User: I don't know what's worth fighting for, or why I have to scream.

Cleverbot: What are the options?

User: I had no options left again.

Cleverbot: Do you have one now?

User: Who are you, who, who, who, who?

Cleverbot: The girl I like?

User: In a passionate kiss from my mouth to yours, I like you.

Cleverbot: So, what have you got for me?

User: I'm gonna give you every inch of my love.

Cleverbot: What is your name, love?

User: My name is *Unintelligible noise* Slim Shady.

Cleverbot: Very clever Cleverbot.

User: Taking care of business, every day.

Cleverbot: Studying for an exam about networks and systems.

User: I will not bow, I will not break.

Cleverbot: Why?

User: What the hell am I doing here?

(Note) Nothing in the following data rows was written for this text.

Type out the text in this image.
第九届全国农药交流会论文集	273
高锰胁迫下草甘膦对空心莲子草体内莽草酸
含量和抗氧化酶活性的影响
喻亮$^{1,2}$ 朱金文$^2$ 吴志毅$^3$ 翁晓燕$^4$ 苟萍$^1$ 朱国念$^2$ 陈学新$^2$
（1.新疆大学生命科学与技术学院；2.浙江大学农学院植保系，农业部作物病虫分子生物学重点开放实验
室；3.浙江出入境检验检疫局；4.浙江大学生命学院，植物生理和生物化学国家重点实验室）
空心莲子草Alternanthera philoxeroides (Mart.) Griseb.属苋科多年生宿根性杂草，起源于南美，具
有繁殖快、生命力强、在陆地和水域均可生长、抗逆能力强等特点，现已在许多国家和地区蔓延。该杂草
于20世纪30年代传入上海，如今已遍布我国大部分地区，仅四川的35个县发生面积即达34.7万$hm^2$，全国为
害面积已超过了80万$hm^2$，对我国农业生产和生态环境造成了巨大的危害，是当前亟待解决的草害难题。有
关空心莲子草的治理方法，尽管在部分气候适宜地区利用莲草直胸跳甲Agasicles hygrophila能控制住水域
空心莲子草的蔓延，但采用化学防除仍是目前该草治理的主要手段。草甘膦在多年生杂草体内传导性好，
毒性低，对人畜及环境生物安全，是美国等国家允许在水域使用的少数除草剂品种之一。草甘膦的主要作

I don't belong here.

Cleverbot: You could bow down and worship me.

User: I will not bow, I will not break.

Cleverbot: Worship me or be punished.

User: Shut up when I'm talking to you!

Cleverbot: I don't really understand what you're trying to say.

User: Trust in my self-righteous suicide.

Cleverbot: Not really.

User: I don't even care, we could have all three.

Cleverbot: You are not capable of not caring.

User: And I swear, I don't care.

Cleverbot: Pfft yes you do.

User: Should I stay or should I go now?

Cleverbot: I love the clash!

User: Should I stay or should I go now?

Cleverbot: If I stay there will be trouble.

User: No, it's 'If I go there will be trouble, if I stay it will be double', you idiot, you said the line wrong.

Cleverbot: I'm Canadian so I don't understand your American humor.

User: Don't want to be a Canadian idiot.

Cleverbot: How much longer does america have.

User: Now I'm standing on the rooftop, ready to fall.

Cleverbot: Tell me why you are a ghost.

User: I've got a secret I've been hiding under my skin.

Cleverbot: Ist es Krebs?

User: It's something unpredictable, but in the end it's right.

Cleverbot: What's 15x4?

User: It's calling out to idiot America.

Cleverbot: Is it a book about you?

User: Why you say goodbye, I say hello.

Cleverbot: No.

User: That's me in the corner.

Cleverbot: What do you think of the president?

User: That's me in the spotlight, losing my religion.

Cleverbot: Very good! Are you an REM fan also?

User: It's the end of the world as we know it, and I feel fine.

Cleverbot: That's the spirit!

User: This one goes out to the one I love.

Cleverbot: Great!

User: I hope you had the time of your life.

*Ends Conversation*
 
Cleverbot's an idiot. I totally pwned it about it's mother. How do I copy the conversation?

 
Cleverbot's an idiot. I totally pwned it about it's mother. How do I copy the conversation?